After falling on Monday and Tuesday, oil prices rebounded to roughly unchanged on Wednesday on a weaker dollar and a report from Libya that oil production has fallen to less than 1 million b/d after sabotage and labor unrest closed oilfields and ports. New York oil futures closed at $95.88 and London at $103.49 — widening the spread which on Tuesday narrowed to the lowest it has been in two years.

The EIA reported that the US crude inventory increased by 2.5 million barrels last week, while analysts were expecting a 0.5-1.5 million barrel drop. The API’s survey had crude stocks increasing by 9 million barrels. The weekly stocks report showed US gasoline demand dropping to 8.6 million b/d which is the lowest level for this time of year since 2003. The oil glut at Cushing, Okla. fell by 1.5 percent last week to 49.3 million barrels.

The IEA’s monthly Oil Market Report continues to forecast that global oil demand will increase by 785,000 b/d this year; however, the Agency is expecting a spike in demand this summer as new refineries in Saudi Arabia and more Chinese refining activity increase demand by 2.3 million b/d between the 2nd and 3rd quarters.

A new EIA report increases estimates of global recoverable shale oil resources from 32 billion barrels to 345 billion, a dramatic increase. The report also puts recoverable shale gas resources at 7.3 trillion cubic feet – 10 percent higher than last year’s estimate.

No letup in the Middle East turmoil this week. Sudan is threatening war against South Sudan; Syrian government forces accompanied by Hezbollah are moving towards Aleppo; bombs went off in Damascus; the West is contemplating arming the rebels; even more bombs went off in Iraq killing dozens; a brigade of Iraq’s Kurdish troops has defected from Baghdad’s command to the Kurdish government; round one of Iran’s Presidential election will take place on Friday; and Egypt threatens military action if Ethiopia continues in its plan to dam the Nile.

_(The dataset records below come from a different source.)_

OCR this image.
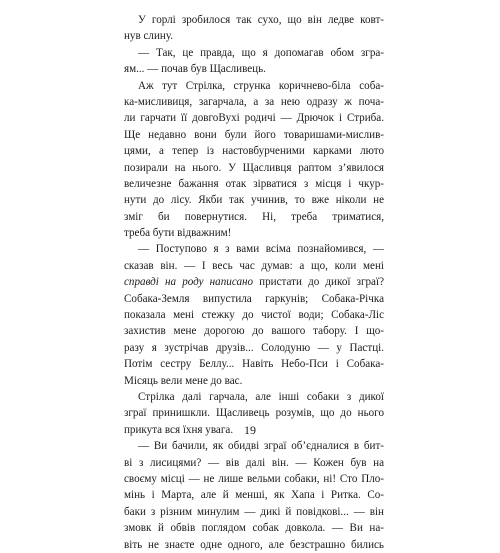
У горлі зробилося так сухо, що він ледве ковт-
нув слину.
— Так, це правда, що я допомагав обом згра-
ям... — почав був Щасливець.
Аж тут Стрілка, струнка коричнево-біла соба-
ка-мисливиця, загарчала, а за нею одразу ж поча-
ли гарчати її довгоВухі родичі — Дрючок і Стриба.
Ще недавно вони були його товаришами-мислив-
цями, а тепер із настовбурченими карками люто
позирали на нього. У Щасливця раптом з’явилося
величезне бажання отак зірватися з місця і чкур-
нути до лісу. Якби так учинив, то вже ніколи не
зміг би повернутися. Ні, треба триматися,
треба бути відважним!
— Поступово я з вами всіма познайомився, —
сказав він. — І весь час думав: а що, коли мені
справді на роду написано пристати до дикої зграї?
Собака-Земля випустила гаркунів; Собака-Річка
показала мені стежку до чистої води; Собака-Ліс
захистив мене дорогою до вашого табору. І що-
разу я зустрічав друзів... Солодуню — у Пастці.
Потім сестру Беллу... Навіть Небо-Пси і Собака-
Місяць вели мене до вас.
Стрілка далі гарчала, але інші собаки з дикої
зграї принишкли. Щасливець розумів, що до нього
прикута вся їхня увага.
— Ви бачили, як обидві зграї об’єдналися в бит-
ві з лисицями? — вів далі він. — Кожен був на
своєму місці — не лише вельми собаки, ні! Сто Пло-
мінь і Марта, але й менші, як Хапа і Ритка. Со-
баки з різним минулим — дикі й повідкові... — він
змовк й обвів поглядом собак довкола. — Ви на-
віть не знаєте одне одного, але безстрашно бились
19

The momentum may be shifting in the Iranian Presidential race to the most moderate of the hand-picked candidates. No one seems to believe the outcome of the election will make any difference for the immediate future as the key decisions, such as nuclear weapons and intervention in Syria, will remain in the hands of the Ayatollah. The new President will be left to deal with the deteriorating economy.

The apparently successful intervention by Hezbollah’s militia into the Syrian fighting has moved to the top of the worries list as influential Sunni clerics across the region are calling the world’s 1.3 billion Sunnis to come to the aid of the embattled insurgents. The Gulf Cooperation Council which has lots of money is threatening retaliation against Hezbollah. The fighting is spreading into Lebanon and predictions that we are soon going to see a region-wide Shiite-Sunni war are being made daily.

The IEA has issued a new blast at the lack of action in dealing with climate change. The Agency says that waiting for another seven years to draft and implement a new treaty to curb carbon emissions is too long. The average temperature will increase by another 2oC and there will be all sorts of dramatic results, especially extreme weather events with severe social and economic consequences.